Today, MSU is roaring, enjoying record enrollments, major success in fundraising and a slew of new construction projects. It is also raking in an increasing share of the number of college students who hail from Lowndes County, making MUW the only regional college in Mississippi at risk of losing its home turf.
In 2022, 450 students went to MUW compared to 432 to MSU, according to IHL data.
MUW is like a tiny planet that may be fated to fall into MSU’s orbit.
“They’ve got more gravitational pull than we do being so close to them,” Brooking said.
IHL classifies MUW as a “regional college,” yet MUW’s leaders know that in many ways, they are outmatched by MSU and EMCC. MUW must own its backyard, Miller said, but it also needs a name that can attract students from across the state and the South, one that gets at the one thing the small campus has: A private-college feel on a state-dollar dime that is accessible to all.
“At Mississippi State or Ole Miss, you might be intimidated … by the people with connections,” Miller said. “Others might say, ‘I couldn’t compete against that.’ But here, we nurture people taking on responsibility and getting to be a leader.”

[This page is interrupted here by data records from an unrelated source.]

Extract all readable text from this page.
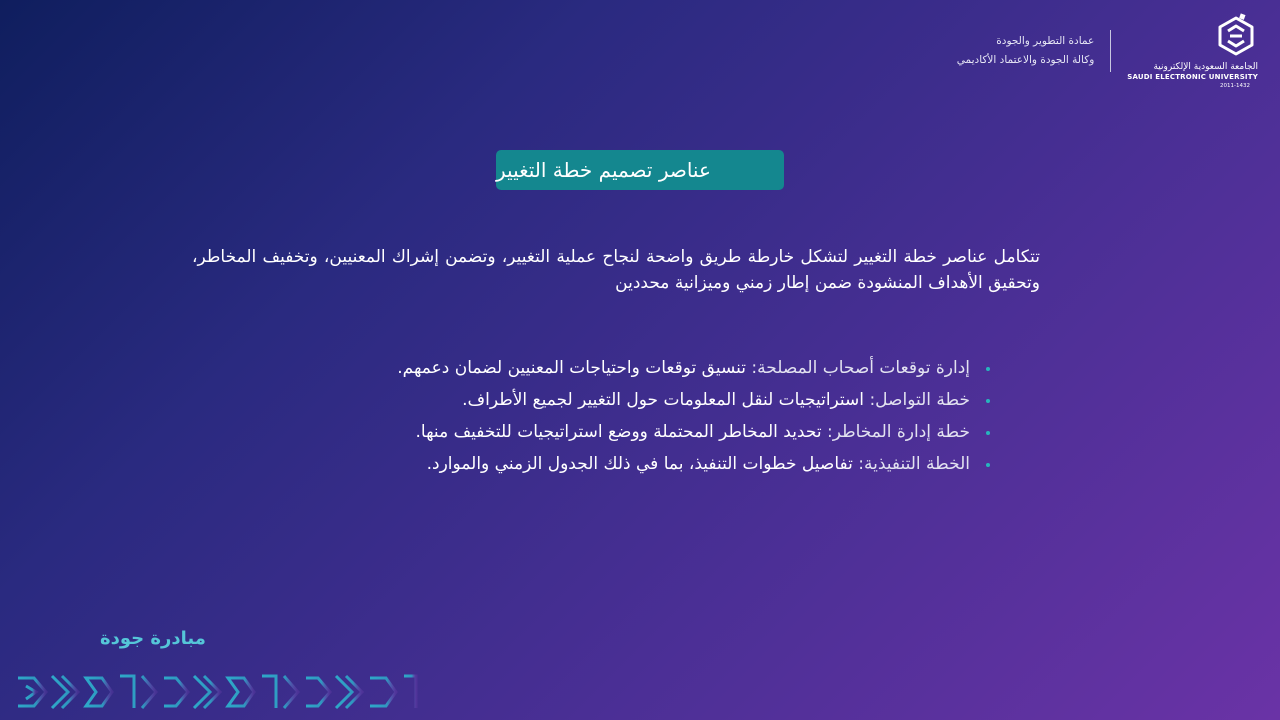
عمادة التطوير والجودة
وكالة الجودة والاعتماد الأكاديمي
الجامعة السعودية الإلكترونية
SAUDI ELECTRONIC UNIVERSITY
2011-1432
عناصر تصميم خطة التغيير
تتكامل عناصر خطة التغيير لتشكل خارطة طريق واضحة لنجاح عملية التغيير، وتضمن إشراك المعنيين، وتخفيف المخاطر، وتحقيق الأهداف المنشودة ضمن إطار زمني وميزانية محددين
إدارة توقعات أصحاب المصلحة: تنسيق توقعات واحتياجات المعنيين لضمان دعمهم.
خطة التواصل: استراتيجيات لنقل المعلومات حول التغيير لجميع الأطراف.
خطة إدارة المخاطر: تحديد المخاطر المحتملة ووضع استراتيجيات للتخفيف منها.
الخطة التنفيذية: تفاصيل خطوات التنفيذ، بما في ذلك الجدول الزمني والموارد.
مبادرة جودة
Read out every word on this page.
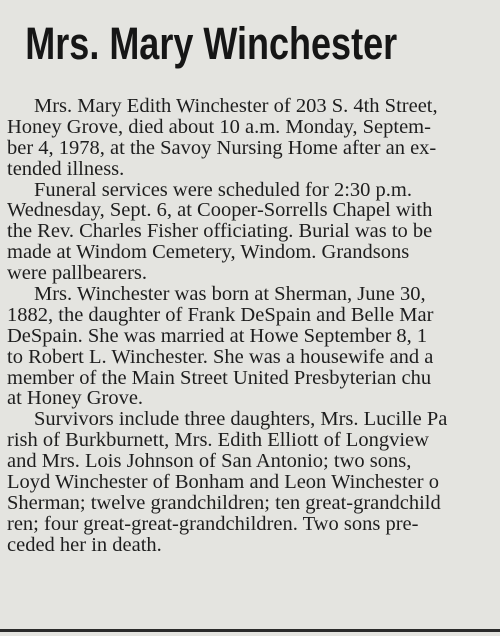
Mrs. Mary Winchester
Mrs. Mary Edith Winchester of 203 S. 4th Street,
Honey Grove, died about 10 a.m. Monday, Septem-
ber 4, 1978, at the Savoy Nursing Home after an ex-
tended illness.
Funeral services were scheduled for 2:30 p.m.
Wednesday, Sept. 6, at Cooper-Sorrells Chapel with
the Rev. Charles Fisher officiating. Burial was to be
made at Windom Cemetery, Windom. Grandsons
were pallbearers.
Mrs. Winchester was born at Sherman, June 30,
1882, the daughter of Frank DeSpain and Belle Mar
DeSpain. She was married at Howe September 8, 1
to Robert L. Winchester. She was a housewife and a
member of the Main Street United Presbyterian chu
at Honey Grove.
Survivors include three daughters, Mrs. Lucille Pa
rish of Burkburnett, Mrs. Edith Elliott of Longview
and Mrs. Lois Johnson of San Antonio; two sons,
Loyd Winchester of Bonham and Leon Winchester o
Sherman; twelve grandchildren; ten great-grandchild
ren; four great-great-grandchildren. Two sons pre-
ceded her in death.
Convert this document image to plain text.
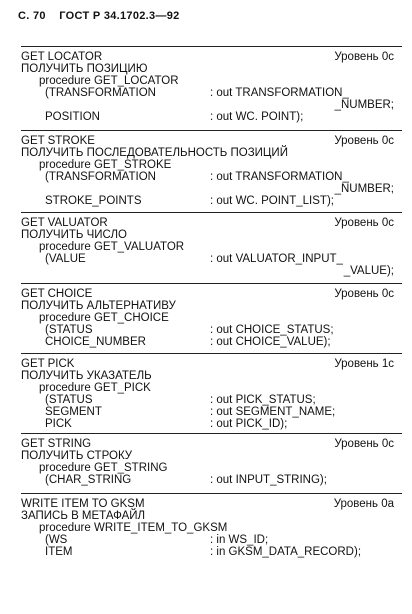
С. 70 ГОСТ Р 34.1702.3—92
GET LOCATOR	Уровень 0с
ПОЛУЧИТЬ ПОЗИЦИЮ
procedure GET_LOCATOR
(TRANSFORMATION	: out TRANSFORMATION_
_NUMBER;
POSITION	: out WC. POINT);
GET STROKE	Уровень 0с
ПОЛУЧИТЬ ПОСЛЕДОВАТЕЛЬНОСТЬ ПОЗИЦИЙ
procedure GET_STROKE
(TRANSFORMATION	: out TRANSFORMATION_
_NUMBER;
STROKE_POINTS	: out WC. POINT_LIST);
GET VALUATOR	Уровень 0с
ПОЛУЧИТЬ ЧИСЛО
procedure GET_VALUATOR
(VALUE	: out VALUATOR_INPUT_
_VALUE);
GET CHOICE	Уровень 0с
ПОЛУЧИТЬ АЛЬТЕРНАТИВУ
procedure GET_CHOICE
(STATUS	: out CHOICE_STATUS;
CHOICE_NUMBER	: out CHOICE_VALUE);
GET PICK	Уровень 1с
ПОЛУЧИТЬ УКАЗАТЕЛЬ
procedure GET_PICK
(STATUS	: out PICK_STATUS;
SEGMENT	: out SEGMENT_NAME;
PICK	: out PICK_ID);
GET STRING	Уровень 0с
ПОЛУЧИТЬ СТРОКУ
procedure GET_STRING
(CHAR_STRING	: out INPUT_STRING);
WRITE ITEM TO GKSM	Уровень 0а
ЗАПИСЬ В МЕТАФАЙЛ
procedure WRITE_ITEM_TO_GKSM
(WS	: in WS_ID;
ITEM	: in GKSM_DATA_RECORD);
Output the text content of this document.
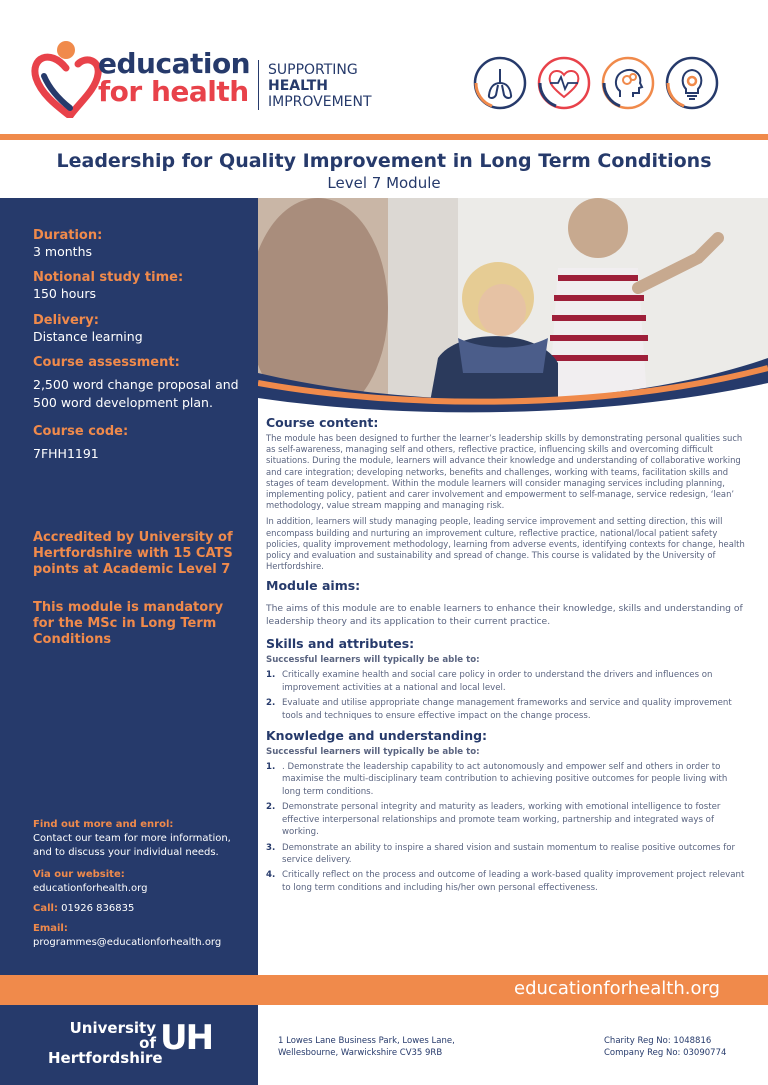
education
for health
SUPPORTING
HEALTH
IMPROVEMENT
Leadership for Quality Improvement in Long Term Conditions
Level 7 Module
Duration:
3 months
Notional study time:
150 hours
Delivery:
Distance learning
Course assessment:
2,500 word change proposal and 500 word development plan.
Course code:
7FHH1191
Accredited by University of Hertfordshire with 15 CATS points at Academic Level 7
This module is mandatory for the MSc in Long Term Conditions
Find out more and enrol:
Contact our team for more information, and to discuss your individual needs.
Via our website:
educationforhealth.org
Call: 01926 836835
Email:
programmes@educationforhealth.org
Course content:
The module has been designed to further the learner’s leadership skills by demonstrating personal qualities such as self-awareness, managing self and others, reflective practice, influencing skills and overcoming difficult situations. During the module, learners will advance their knowledge and understanding of collaborative working and care integration; developing networks, benefits and challenges, working with teams, facilitation skills and stages of team development. Within the module learners will consider managing services including planning, implementing policy, patient and carer involvement and empowerment to self-manage, service redesign, ‘lean’ methodology, value stream mapping and managing risk.
In addition, learners will study managing people, leading service improvement and setting direction, this will encompass building and nurturing an improvement culture, reflective practice, national/local patient safety policies, quality improvement methodology, learning from adverse events, identifying contexts for change, health policy and evaluation and sustainability and spread of change. This course is validated by the University of Hertfordshire.
Module aims:
The aims of this module are to enable learners to enhance their knowledge, skills and understanding of leadership theory and its application to their current practice.
Skills and attributes:
Successful learners will typically be able to:
1. Critically examine health and social care policy in order to understand the drivers and influences on improvement activities at a national and local level.
2. Evaluate and utilise appropriate change management frameworks and service and quality improvement tools and techniques to ensure effective impact on the change process.
Knowledge and understanding:
Successful learners will typically be able to:
1. . Demonstrate the leadership capability to act autonomously and empower self and others in order to maximise the multi-disciplinary team contribution to achieving positive outcomes for people living with long term conditions.
2. Demonstrate personal integrity and maturity as leaders, working with emotional intelligence to foster effective interpersonal relationships and promote team working, partnership and integrated ways of working.
3. Demonstrate an ability to inspire a shared vision and sustain momentum to realise positive outcomes for service delivery.
4. Critically reflect on the process and outcome of leading a work-based quality improvement project relevant to long term conditions and including his/her own personal effectiveness.
educationforhealth.org
University of
Hertfordshire
UH	1 Lowes Lane Business Park, Lowes Lane,
Wellesbourne, Warwickshire CV35 9RB
Charity Reg No: 1048816
Company Reg No: 03090774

But is that message connecting with Mississippians?
In downtown Columbus, where the number of local businesses rival Oxford’s Square, Naiya Bell, a 21-year-old community college student who was looking for jobs with her friends, said she had considered MUW’s nursing program.
But Brenda Heard, a landlord dropping off dry-cleaning who lives in Alabama, leases to MUW students but didn’t know if the university admitted men. Roderick Dillard, a firefighter, said his daughters went to MSU for the experience.
“Kids like to get out,” Dillard said.
Naomi Simpson and Angel Viveros students from the academically rigorous Mississippi School for Math and Science, were walking into a local bookstore as they recalled their high school’s recent college fair, which was held in MUW’s gym. Simpson listed off the tables she recalled Mississippi State having: Agriculture, the honors college, education and more.
Then Simpson paused. For a moment, neither student could remember if MUW was there, too. It was, Viveros remembered.
Simpson shrugged. “Maybe I just didn’t go up to them.”